The idea that weight loss and physical exercise may ameliorate obesity-associated renal disease is appealing. However, whether lifestyle interventions indeed prevent hard renal endpoints has not been sufficiently tested. Moderate weight loss through caloric restriction and physical exercise induces a massive and sustained reduction in type 2 diabetes mellitus incidence [19,20]. The reduction in type 2 diabetes mellitus risk by itself could reduce the risk for renal disease. Diet-based and exercise-based lifestyle interventions have also been effective in the management of arterial hypertension. Other studies showed weight loss and exercise improve sympathetic and renin–angiotensin system activation [21–23]. In addition to improving risk factors for renal disease, weight loss in overweight and obese adults with mild-to-moderate chronic kidney disease resulted in a significant decrease in albuminuria, regardless of study designs and weight loss method . Furthermore, in patients with more severe kidney damage indicated by gross proteinuria, dietary weight loss reduced proteiuria by 1.7 g . An acute bout of intense exercise elicits a nonsustained increase in urinary albumin excretion . In contrast, endurance training over a longer period appeared to reduce albuminuria in patients with type 2 diabetes mellitus .
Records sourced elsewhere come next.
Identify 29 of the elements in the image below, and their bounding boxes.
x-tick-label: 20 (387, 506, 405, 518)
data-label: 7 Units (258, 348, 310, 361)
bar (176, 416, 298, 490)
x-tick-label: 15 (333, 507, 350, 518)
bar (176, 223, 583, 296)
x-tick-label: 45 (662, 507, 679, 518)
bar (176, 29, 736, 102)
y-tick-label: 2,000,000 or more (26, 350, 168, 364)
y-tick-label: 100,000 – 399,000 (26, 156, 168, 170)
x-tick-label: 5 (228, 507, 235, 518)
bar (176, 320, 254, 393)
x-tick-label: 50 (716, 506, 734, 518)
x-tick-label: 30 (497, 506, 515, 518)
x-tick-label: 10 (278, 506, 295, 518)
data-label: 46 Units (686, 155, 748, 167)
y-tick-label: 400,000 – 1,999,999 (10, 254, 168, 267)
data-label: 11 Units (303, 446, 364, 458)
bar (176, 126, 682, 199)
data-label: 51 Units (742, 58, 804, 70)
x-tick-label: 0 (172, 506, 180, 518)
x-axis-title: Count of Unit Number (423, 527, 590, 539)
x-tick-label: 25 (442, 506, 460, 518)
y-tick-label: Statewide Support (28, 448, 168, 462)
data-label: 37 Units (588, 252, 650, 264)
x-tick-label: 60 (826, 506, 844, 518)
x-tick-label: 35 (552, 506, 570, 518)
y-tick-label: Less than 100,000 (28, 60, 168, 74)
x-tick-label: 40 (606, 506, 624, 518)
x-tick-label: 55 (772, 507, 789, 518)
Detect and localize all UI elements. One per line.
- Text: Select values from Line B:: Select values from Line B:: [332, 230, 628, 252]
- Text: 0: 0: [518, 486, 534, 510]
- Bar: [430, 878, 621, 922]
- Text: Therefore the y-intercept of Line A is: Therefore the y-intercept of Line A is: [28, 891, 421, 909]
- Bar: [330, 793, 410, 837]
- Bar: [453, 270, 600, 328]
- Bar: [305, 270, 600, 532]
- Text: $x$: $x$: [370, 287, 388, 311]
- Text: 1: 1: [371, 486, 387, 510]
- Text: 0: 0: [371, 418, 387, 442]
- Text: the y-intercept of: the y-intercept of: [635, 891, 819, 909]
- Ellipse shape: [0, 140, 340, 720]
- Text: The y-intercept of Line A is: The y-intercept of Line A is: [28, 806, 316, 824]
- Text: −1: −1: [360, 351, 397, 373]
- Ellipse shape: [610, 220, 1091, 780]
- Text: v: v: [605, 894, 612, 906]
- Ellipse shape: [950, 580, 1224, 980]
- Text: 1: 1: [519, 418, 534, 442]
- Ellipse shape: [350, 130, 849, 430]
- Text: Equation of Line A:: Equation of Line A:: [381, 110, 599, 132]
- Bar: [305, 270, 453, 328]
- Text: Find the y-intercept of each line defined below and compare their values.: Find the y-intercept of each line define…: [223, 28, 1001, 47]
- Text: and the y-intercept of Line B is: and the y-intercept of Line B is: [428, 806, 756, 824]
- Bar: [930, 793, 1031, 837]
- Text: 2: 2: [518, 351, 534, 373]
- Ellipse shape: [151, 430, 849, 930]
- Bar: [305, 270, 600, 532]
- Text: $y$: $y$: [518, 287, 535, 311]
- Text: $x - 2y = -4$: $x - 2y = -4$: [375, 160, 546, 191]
Now, Straznicky et al.  tested the hypothesis that physical exercise may provide additional beneficial influences on the kidney. The authors included middle-aged individuals fulfilling metabolic syndrome diagnostic criteria in their study. The mean BMI was in the obese range. Participants were randomized to dietary weight loss, combination of aerobic exercise with dietary weight loss, or to no treatment for 12 weeks. The hypocaloric intervention was composed of a modified Dietary Approaches to Stop Hypertension (DASH) diet with calorie restriction of 600 calories per day below the estimated requirements. In addition, participants randomized to the diet with exercise group trained 40 min every other day at a constant moderate intensity on a stationary bike. Body weight decreased approximately 8% in the diet only and almost 11% in the diet and exercise group. Albuminuria and estimated glomerular filtration rate was improved with diet-induced weight loss. Endurance exercise provided an additional benefit. Moreover, the authors observed reductions in muscle sympathetic nerve activity and plasma renin activity with lifestyle intervention. The study is not without limitations. The sample size was small. Moreover, more accurate estimates of glomerular filtration rate may be required to gauge the beneficial effect of lifestyle interventions on renal function. Finally, the investigators were well aware that biomarkers cannot serve as surrogates for hard clinical endpoints. Despite these issues, the study is important because it provides an impetus for larger and more long-term clinical trials. We strongly believe that patients adhering to an intense lifestyle intervention may experience long-term benefits in terms of renal and cardiovascular risk. Unfortunately, access to good quality lifestyle programs is limited in many places or not covered by health insurance. Finally, some patients cannot or do not wish to adhere to these interventions. Perhaps, as physicians, we sometimes fail to advise our patients properly. Run kidney, run.